The subjective factors affecting propensity to consume consist of those psychological motives, which induce individuals to increase their consumption or to refrain from spending.

These motives affect both individual and corporate savings.

These psychological factors which make the individual save more are: precaution, foresight, family affection, old age security, improvement, enterprise, pride etc. In considering the subjective factors affecting propensity to consume, Keynes depicted greater realism than the earlier economists.


Classical economists unduly oversimplified the psychological background to any decision to save, representing it merely as a choice between present and future consumption. Keynes, on the other hand, considered decision to consume or save as more than a choice between the present and the future consumption. He held that an individual who saves is often motivated by the above feelings. One would like to have sizeable bank balance to be able to walk with one’s head high, to leave a fortune to one’s heirs, to meet unforeseen contingencies or merely to satisfy one’s instincts of miserliness.

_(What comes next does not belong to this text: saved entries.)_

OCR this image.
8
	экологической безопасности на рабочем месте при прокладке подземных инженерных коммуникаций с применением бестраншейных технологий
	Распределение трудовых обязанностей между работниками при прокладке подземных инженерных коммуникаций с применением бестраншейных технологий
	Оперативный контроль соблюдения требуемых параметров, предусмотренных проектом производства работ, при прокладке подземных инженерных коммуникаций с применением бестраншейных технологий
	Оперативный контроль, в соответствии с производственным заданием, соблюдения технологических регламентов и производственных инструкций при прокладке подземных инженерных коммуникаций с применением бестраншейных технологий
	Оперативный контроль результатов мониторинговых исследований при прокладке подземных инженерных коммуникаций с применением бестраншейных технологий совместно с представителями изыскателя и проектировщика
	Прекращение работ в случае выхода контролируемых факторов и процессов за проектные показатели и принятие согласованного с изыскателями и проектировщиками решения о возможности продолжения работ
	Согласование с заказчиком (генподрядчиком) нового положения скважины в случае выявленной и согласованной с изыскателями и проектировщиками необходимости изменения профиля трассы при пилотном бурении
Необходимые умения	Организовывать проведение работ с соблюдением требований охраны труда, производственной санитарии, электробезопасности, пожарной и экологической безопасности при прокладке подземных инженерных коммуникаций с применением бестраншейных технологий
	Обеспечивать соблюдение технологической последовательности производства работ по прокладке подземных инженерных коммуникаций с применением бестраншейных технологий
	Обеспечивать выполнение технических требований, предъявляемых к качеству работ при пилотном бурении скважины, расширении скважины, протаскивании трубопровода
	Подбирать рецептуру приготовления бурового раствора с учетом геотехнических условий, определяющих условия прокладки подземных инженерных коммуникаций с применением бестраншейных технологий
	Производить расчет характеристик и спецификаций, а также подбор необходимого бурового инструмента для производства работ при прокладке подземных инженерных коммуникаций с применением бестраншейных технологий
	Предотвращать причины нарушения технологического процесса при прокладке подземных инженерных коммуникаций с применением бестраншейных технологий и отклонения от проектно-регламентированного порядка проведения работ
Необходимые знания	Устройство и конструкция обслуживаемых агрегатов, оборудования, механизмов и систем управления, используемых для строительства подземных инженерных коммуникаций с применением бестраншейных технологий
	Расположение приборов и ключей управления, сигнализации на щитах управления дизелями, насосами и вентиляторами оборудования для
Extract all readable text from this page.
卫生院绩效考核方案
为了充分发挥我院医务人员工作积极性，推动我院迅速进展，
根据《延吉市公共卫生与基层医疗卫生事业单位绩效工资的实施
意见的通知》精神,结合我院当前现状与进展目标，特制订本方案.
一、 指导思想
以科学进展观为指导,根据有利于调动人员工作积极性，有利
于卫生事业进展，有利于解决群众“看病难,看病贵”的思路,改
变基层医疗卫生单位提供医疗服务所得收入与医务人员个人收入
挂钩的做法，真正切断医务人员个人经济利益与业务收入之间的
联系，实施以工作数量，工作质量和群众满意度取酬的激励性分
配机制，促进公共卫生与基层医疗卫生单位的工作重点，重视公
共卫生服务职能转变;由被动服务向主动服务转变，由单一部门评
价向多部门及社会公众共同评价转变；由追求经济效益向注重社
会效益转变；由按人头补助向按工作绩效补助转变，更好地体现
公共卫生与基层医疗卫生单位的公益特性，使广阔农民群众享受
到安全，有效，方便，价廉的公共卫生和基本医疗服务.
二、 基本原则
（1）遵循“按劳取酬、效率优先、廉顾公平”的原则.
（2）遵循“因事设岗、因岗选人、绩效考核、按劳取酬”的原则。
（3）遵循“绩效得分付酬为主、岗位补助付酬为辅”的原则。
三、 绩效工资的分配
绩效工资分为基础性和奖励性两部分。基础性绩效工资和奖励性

Keynes does not think that all the subjective motives impel one to reduce consumption. The corresponding motives which induce one to spend more on consumption are: enjoyment, better standard of living, recreation, generosity, miscalculation, extravagance and ostentations. The desire for ostentations and self-display usually leads to higher expenditure. A generous man may give away all his wealth to satisfy his instinct of recognition. An extravagant man may waste his money on picnics and recreation.

Similarly, there are motives like liquidity, initiative, enterprise improvement in techniques of production and financial prudence which induce governments, business companies and corporations to curtail consumption and increase saving. Enterprise implies the desire to do big things or to expand business; liquidity implies the desire to face emergencies; financial prudence calls for adequate financial provision against depreciation and the ability to discharge debts.

Initiative implies the desire to take lead in matters of successful management. The relative strength and importance of these factors however, depend upon the institutional and social set-up. A change in these subjective factors is not easy in the short period and as such consumption function becomes stable in the short-run.


Fortunately, short-run changes in these subjective factors affecting propensity to consume are not likely to take place. As Keynes has remarked, these subjective consumption habits depend largely on “those psychological characteristics of human nature and those social practices and institutions which, though not unalterable, are unlikely to undergo a material change over a short period of time except in abnormal or revolutionary circumstances.” A knowledge of the objective factors which cause shifts in consumption function becomes important.